To help you with the next nine months of chilly Northwest weather, let’s address the issue of staying warm. Other than stacking on the layers of clothing to match Mr. Claus himself, another option can be a small, convenient space heater.
A word of caution, though, comes with that toasty warmth. According to the U.S. Consumer Product Safety Commission, each year, space heaters cause more than 25,000 residential fires and send 6,000 people to the emergency room for treatment of burns. Together, these fires caused more than $1 billion in property damage.
What does this mean for insurance claims? Typical homeowner’s deductibles range from $500 to 10 percent of your coverage, which means paying out of pocket before your insurance company kicks in.

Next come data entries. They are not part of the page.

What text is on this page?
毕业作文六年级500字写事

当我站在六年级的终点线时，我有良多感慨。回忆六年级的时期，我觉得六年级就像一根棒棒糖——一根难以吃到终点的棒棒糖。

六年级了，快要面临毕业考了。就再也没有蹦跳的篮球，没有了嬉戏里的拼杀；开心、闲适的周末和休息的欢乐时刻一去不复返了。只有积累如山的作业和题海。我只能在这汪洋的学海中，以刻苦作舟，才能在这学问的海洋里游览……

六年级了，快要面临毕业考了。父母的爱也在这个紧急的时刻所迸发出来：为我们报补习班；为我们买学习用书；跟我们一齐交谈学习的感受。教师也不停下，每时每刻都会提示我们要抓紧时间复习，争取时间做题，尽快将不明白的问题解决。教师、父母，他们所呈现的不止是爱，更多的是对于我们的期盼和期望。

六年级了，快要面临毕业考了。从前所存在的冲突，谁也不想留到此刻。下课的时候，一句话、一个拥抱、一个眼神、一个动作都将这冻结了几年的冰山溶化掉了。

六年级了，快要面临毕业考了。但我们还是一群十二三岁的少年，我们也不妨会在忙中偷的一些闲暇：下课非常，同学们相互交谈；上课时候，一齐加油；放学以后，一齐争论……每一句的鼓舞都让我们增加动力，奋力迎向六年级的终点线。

Filing a claim with your homeowners insurance also records a claim that could result in higher premiums in the future. Even worse, the insurance company could also deny your renewal.
How do you make sure that your space heater stays your wintery night friend instead of your foe? Follow these stay safe hints below:
•Give the heater some space — Placing a combustible object too close to a heater is the leading cause of space-heater fires. Allow at least 3 feet of open space on each side of the unit.
•Use wall plug-ins — To prevent a fire, never plug a high-wattage space heater into an extension cord or multi-outlet strip.
•Opt for quality — When shopping for a space heater, select a unit that has all the latest safety features and the Underwriter’s Laboratory (UL) label of approval.
Look for cool-to-the-touch housings and automatic-shutoff features that turn the unit off if it’s tipped over or overheating. Some units will automatically shut off if their infrared sensors detect a person or object that is too close to the heater panel — making them desirable choices for households with kids or pets.
•Never run a space heater in an unoccupied room — Always turn off a space heater when you leave the room and before going to bed, especially if young children or pets could come in contact with the device.
Unplug the unit as an extra precaution.
•Size matters — Before purchasing a space heater, check the label to see if it is the appropriate size for the area you want to heat.
•Keep electric heaters away from dampness — Operating units in wet areas such as bathrooms can cause electric shock. If you need additional heat in a damp location, purchase a heater specifically designed for this purpose.
•Safety first — Every room in which you plan to run a space heater should be outfitted with a smoke alarm.
If you’re operating a gas space heater, also opt for a carbon monoxide alarm.
Here in our Madison Park office, an entire wall is covered in windows so we will be using these tips to safely conserve energy and save money. Now shut that door, it’s chilly!